でも実際には、量が足りないというより、理解の浅い所が見え始めているだけのことも多いです。
| よくある見え方 | 実際に起きていること | 家での見直し方 |
|---|---|---|
| 宿題は終わるのにテストで取りこぼす | 分かったつもりで進んでいる所がある | 丸つけ後に1問だけ言葉で説明してもらう |
| 漢字や用語を覚えても抜けやすい | 新しいことが増えて定着前に次へ進みやすい | 前週のものを少しだけ戻る |
| 親が見ている時だけできる | 学習の入り方がまだ自分のものになっていない | 始め方の手順を短く決めておく |
小3でありがちな小さな失敗
不安になって、国語・算数・理科・社会を全部毎日見ようとしてしまうことです。最初の数日はできても、そのうち親のほうが疲れて続きにくくなります。子どもも「いつ終わるの?」となりやすいです。
だから、小3では「全部やる」より、今日はどこを見る日かを少し整理したほうがうまくいきやすいです。
小3になると、ただ時間を長くするだけでは続きにくくなります。
それより、1回で全部やる発想をやめるほうが楽です。
分け方の例
この形だと、親の負担も少し軽くなりますし、子どもも「今日は何をやるか」が分かりやすくなります。
小3は、全部を均等に見るより、家庭の中で見やすい順番を作るほうが安定しやすいです。
小3は、家庭学習サービスを考え始める家庭も増えやすい時期です。
ただ、この時に大事なのは「人気があるか」より、家の不安に合っているかです。
| 家庭の状態 | 見たいこと | 合いやすい考え方 |
|---|---|---|
| 親が毎日つきにくい | 一人で始めやすいか | 流れが分かりやすい教材やタブレット学習 |
| 読み取りや考える問題が気になる | 解説や振り返りがしやすいか | 復習しやすい通信教育 |
| 対話しながら進めたほうがよさそう | その場で質問しやすいか | オンライン家庭教師も選択肢になる |
選ぶ前に決めたいこと
「何を足したいのか」を一つに絞ることです。
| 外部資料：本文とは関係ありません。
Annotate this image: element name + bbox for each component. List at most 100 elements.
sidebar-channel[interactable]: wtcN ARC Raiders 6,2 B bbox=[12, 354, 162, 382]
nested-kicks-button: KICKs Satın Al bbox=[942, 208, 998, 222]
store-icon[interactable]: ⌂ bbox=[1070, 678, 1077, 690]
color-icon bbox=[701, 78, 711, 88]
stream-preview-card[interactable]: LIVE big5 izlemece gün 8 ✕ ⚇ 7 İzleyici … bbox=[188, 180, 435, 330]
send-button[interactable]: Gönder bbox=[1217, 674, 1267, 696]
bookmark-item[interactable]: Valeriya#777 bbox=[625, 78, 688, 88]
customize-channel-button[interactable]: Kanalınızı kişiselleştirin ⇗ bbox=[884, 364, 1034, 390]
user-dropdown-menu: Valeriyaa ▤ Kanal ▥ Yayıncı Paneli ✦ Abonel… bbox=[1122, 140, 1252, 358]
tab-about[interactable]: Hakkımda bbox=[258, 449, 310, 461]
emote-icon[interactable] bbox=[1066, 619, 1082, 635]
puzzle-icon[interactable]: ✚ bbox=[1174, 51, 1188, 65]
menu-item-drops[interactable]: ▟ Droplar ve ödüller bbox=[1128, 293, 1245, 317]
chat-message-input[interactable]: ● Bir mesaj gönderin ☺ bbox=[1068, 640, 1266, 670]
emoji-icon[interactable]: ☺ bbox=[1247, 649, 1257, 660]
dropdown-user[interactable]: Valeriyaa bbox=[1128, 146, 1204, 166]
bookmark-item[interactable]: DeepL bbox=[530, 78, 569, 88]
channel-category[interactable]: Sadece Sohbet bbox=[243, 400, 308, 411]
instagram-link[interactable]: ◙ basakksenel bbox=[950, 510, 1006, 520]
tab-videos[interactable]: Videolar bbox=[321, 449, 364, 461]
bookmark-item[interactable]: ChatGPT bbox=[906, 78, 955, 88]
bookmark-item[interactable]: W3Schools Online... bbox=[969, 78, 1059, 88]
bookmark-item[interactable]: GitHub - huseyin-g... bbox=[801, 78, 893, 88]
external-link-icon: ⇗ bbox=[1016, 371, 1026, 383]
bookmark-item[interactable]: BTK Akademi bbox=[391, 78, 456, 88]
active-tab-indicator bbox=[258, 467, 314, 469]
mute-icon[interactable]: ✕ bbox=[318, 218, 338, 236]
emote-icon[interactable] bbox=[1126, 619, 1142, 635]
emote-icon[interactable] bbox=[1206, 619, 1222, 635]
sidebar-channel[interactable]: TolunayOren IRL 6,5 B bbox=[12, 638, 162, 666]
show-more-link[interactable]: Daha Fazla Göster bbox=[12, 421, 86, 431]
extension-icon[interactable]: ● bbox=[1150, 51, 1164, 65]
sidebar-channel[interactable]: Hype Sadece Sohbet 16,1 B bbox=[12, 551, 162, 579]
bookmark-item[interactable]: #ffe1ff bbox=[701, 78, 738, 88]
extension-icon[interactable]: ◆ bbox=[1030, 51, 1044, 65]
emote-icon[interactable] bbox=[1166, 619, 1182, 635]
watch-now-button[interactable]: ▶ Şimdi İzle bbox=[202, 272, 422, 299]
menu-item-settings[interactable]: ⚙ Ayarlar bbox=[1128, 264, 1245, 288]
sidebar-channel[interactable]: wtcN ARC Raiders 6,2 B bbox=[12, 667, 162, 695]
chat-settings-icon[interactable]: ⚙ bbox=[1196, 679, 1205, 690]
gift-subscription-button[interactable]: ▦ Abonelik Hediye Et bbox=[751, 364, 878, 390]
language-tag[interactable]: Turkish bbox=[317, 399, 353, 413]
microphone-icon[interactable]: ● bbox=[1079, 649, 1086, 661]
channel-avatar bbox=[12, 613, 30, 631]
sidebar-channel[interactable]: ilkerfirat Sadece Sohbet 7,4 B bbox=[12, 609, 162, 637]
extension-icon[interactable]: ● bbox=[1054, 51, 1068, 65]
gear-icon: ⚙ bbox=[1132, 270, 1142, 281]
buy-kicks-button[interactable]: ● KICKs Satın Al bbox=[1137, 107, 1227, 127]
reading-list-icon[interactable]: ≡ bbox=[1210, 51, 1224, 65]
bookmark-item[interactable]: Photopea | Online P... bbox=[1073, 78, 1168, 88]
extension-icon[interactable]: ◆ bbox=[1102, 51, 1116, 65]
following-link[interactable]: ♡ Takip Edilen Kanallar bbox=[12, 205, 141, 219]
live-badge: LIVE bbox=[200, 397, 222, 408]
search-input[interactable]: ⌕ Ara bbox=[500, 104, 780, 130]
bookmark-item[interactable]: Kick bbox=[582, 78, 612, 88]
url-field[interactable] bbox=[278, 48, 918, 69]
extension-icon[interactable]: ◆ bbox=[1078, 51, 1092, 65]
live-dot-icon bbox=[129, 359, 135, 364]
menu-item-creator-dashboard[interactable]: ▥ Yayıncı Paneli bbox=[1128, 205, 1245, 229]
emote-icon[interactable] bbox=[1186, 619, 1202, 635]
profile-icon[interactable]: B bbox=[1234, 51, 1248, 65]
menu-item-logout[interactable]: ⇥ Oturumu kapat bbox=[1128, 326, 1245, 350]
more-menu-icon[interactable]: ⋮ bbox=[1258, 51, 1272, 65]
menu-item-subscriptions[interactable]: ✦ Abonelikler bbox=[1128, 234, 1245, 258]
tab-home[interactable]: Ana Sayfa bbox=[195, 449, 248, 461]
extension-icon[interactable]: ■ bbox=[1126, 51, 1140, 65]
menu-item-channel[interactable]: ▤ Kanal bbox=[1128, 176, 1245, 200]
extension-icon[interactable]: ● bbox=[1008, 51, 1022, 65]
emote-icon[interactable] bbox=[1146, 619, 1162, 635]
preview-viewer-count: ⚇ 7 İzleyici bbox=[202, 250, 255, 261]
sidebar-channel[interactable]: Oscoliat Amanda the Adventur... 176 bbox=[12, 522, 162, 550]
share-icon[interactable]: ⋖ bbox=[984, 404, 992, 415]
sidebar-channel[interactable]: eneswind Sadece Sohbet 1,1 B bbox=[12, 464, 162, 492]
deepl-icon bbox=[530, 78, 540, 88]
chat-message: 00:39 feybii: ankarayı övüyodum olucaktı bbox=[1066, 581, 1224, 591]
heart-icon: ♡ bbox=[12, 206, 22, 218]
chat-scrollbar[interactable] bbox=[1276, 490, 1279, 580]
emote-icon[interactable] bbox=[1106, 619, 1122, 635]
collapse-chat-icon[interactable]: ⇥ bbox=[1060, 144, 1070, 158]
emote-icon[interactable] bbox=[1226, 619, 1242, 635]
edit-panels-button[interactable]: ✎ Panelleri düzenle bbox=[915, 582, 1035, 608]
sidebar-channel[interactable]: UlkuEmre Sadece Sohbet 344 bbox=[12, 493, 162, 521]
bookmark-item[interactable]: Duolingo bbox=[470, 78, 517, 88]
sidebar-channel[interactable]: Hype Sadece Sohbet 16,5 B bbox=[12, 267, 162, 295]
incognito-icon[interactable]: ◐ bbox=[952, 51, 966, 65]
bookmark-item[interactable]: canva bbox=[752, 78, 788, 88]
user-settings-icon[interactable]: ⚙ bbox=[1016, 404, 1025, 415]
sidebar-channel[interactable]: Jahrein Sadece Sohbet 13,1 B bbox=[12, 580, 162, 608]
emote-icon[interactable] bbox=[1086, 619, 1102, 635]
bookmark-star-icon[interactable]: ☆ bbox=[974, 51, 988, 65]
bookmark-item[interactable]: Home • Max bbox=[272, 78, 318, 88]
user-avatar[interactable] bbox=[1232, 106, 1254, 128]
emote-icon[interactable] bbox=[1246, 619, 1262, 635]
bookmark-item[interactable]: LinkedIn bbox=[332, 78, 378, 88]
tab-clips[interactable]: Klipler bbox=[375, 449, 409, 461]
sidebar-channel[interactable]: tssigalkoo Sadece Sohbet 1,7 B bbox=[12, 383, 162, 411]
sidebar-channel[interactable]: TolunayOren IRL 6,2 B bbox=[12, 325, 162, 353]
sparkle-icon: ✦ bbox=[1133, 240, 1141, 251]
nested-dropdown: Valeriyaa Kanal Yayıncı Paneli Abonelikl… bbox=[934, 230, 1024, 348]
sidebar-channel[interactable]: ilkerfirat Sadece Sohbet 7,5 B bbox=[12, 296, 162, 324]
習慣づくりなのか、苦手の見直しなのか、親の負担を減らしたいのか。この違いがはっきりすると、選びやすくなります。
小3は選択肢が増える時期だからこそ、サービス選びも迷いやすいです。だからこそ、最初に家庭の困りごとをはっきりさせておくのが大事です。
急に全部が難しくなるというより、見る内容が広がって整理しにくくなることが多いです。だから、まずは家庭で優先する教科や目的を決めると、かなり落ち着いて見られます。
気になりますが、毎日深く見る必要はありません。まずは国語と算数の土台を整えつつ、理科や社会は短く触れる形でも十分です。家庭で全部抱え込みすぎないことのほうが大切です。
ありです。ただし、人気や知名度より、家で何を補いたいかで見たほうが失敗しにくいです。続けやすさ、復習のしやすさ、一人で進めやすいか。このあたりを見ると判断しやすくなります。
小3の家庭学習が難しく感じやすいのは、子どもが急にできなくなるからではなく、学習の幅が広がって家庭で見る所が増えるからです。
だからこそ、全部を同じように抱え込まないことが大切です。まずは国語と算数の土台を見て、ほかは日を分けたり、短く触れたりしながら整えていく。そのくらいの考え方で十分です。
小3は、量を増やす時期というより、家庭学習の優先順位を作る時期とも言えます。
「急に難しくなった」と感じた時ほど、全部を増やすのではなく、今どこを先に見ると楽になるかから整理してみてください。